CBM4scale – inno4scale

This Innovation Study presents a novel algorithmic approach aimed at improving the scalability of Graph Neural Network (GNN) frameworks on European supercomputers. By integrating a newly designed Compressed Binary Matrix (CBM) storage format and an optimised Compressed Binary Matrix Multiplication (CBMM) kernel into existing GNN architectures, this study promises significant performance improvements for critical High Performance Computing (HPC) applications. The CBM format provides superior compression rates for binary matrices while streamlining matrix operations, enabling accelerated computation in a wide range of domains, including natural language processing, social network analysis, biology, and physics.

Graph Neural Networks (GNNs) have become indispensable tools for processing graph-structured data, with a focus on artificial intelligence applications. However, the need for exascale computation poses challenges to conventional sparse storage formats used in GNN frameworks. To address this, this study develops a novel CBM storage format that accompanies the CBMM kernel to exploit the details of binary matrices. By exploiting the efficiency of CBM representations, CBM4scale aims to improve GNN-based AI applications on European supercomputers.

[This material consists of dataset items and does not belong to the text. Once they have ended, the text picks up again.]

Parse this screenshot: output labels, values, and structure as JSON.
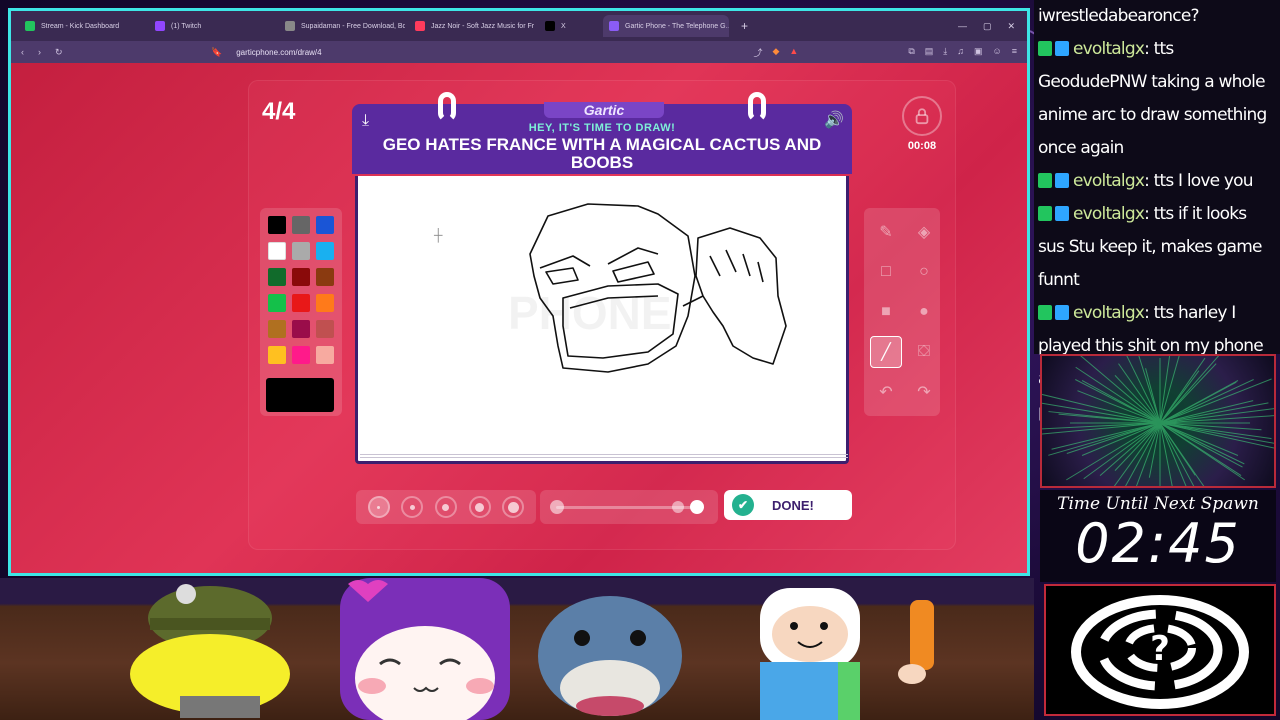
{
  "browser": {
    "tabs": [
      {
        "label": "Stream - Kick Dashboard",
        "color": "#22c55e",
        "active": false
      },
      {
        "label": "(1) Twitch",
        "color": "#9146ff",
        "active": false
      },
      {
        "label": "Supaidaman - Free Download, Borro…",
        "color": "#888888",
        "active": false
      },
      {
        "label": "Jazz Noir - Soft Jazz Music for Fr…",
        "color": "#ff3b5c",
        "active": false
      },
      {
        "label": "X",
        "color": "#000000",
        "active": false
      },
      {
        "label": "Gartic Phone - The Telephone G…",
        "color": "#8b5cf6",
        "active": true
      }
    ],
    "new_tab": "+",
    "url": "garticphone.com/draw/4"
  },
  "game": {
    "round": "4/4",
    "timer": "00:08",
    "brand": "Gartic",
    "subtitle": "HEY, IT'S TIME TO DRAW!",
    "prompt": "GEO HATES FRANCE WITH A MAGICAL CACTUS AND BOOBS",
    "watermark": "PHONE",
    "done_label": "DONE!",
    "palette": [
      "#000000",
      "#666666",
      "#1a55d6",
      "#ffffff",
      "#aaaaaa",
      "#19b0f0",
      "#116b2b",
      "#8a0a0a",
      "#8a3a10",
      "#14c04a",
      "#e81818",
      "#ff7a1a",
      "#b07020",
      "#9a0d4a",
      "#c05050",
      "#ffc020",
      "#ff1a8a",
      "#f7aaa0"
    ],
    "current_color": "#000000",
    "tools": [
      "pencil-icon",
      "eraser-icon",
      "rect-outline-icon",
      "ellipse-outline-icon",
      "rect-fill-icon",
      "ellipse-fill-icon",
      "line-icon",
      "bucket-icon",
      "undo-icon",
      "redo-icon"
    ],
    "selected_tool": "line-icon",
    "brush_sizes": 5,
    "selected_size": 0
  },
  "chat": {
    "messages": [
      {
        "user": "",
        "text": "iwrestledabearonce?"
      },
      {
        "user": "evoltalgx",
        "text": ": tts GeodudePNW taking a whole anime arc to draw something once again"
      },
      {
        "user": "evoltalgx",
        "text": ": tts I love you"
      },
      {
        "user": "evoltalgx",
        "text": ": tts if it looks sus Stu keep it, makes game funnt"
      },
      {
        "user": "evoltalgx",
        "text": ": tts harley I played this shit on my phone and drew the most shit posty pictures 🤣"
      }
    ]
  },
  "overlay": {
    "spawn_label": "Time Until Next Spawn",
    "spawn_time": "02:45"
  }
}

The focus of this study is to develop a compressed binary matrix storage format that exploits the sparsity and structural regularities present in graph data. Unlike common sparse formats such as COO (Coordinate List) and CSR (Compressed Sparse Row), which focus solely on non-zero entries, the CBM format encodes row-to-row differences (deltas), reducing storage requirements while minimising computational overhead. An optimised CBMM kernel enables efficient matrix multiplication operations by improving performance on various HPC architectures.

The advances in CBM4scale are expected to be seamlessly applicable to large-scale heterogeneous HPC architectures, providing commensurate performance gains. Preliminary evaluations predict at least a twofold speedup in both time and energy-to-solution metrics during the training phase and a threefold speedup during the inference phase on shared memory parallel systems compared to traditional sparse storage formats. By significantly enhancing the scalability and efficiency of GNN frameworks, CBM4Scale has the potential to enable unprecedented application scale and enable novel, previously unattainable use-case scenarios. Therefore, this innovation study shows how Graph Neural Networks deployed in AI-driven applications on European supercomputers can optimise their scalability.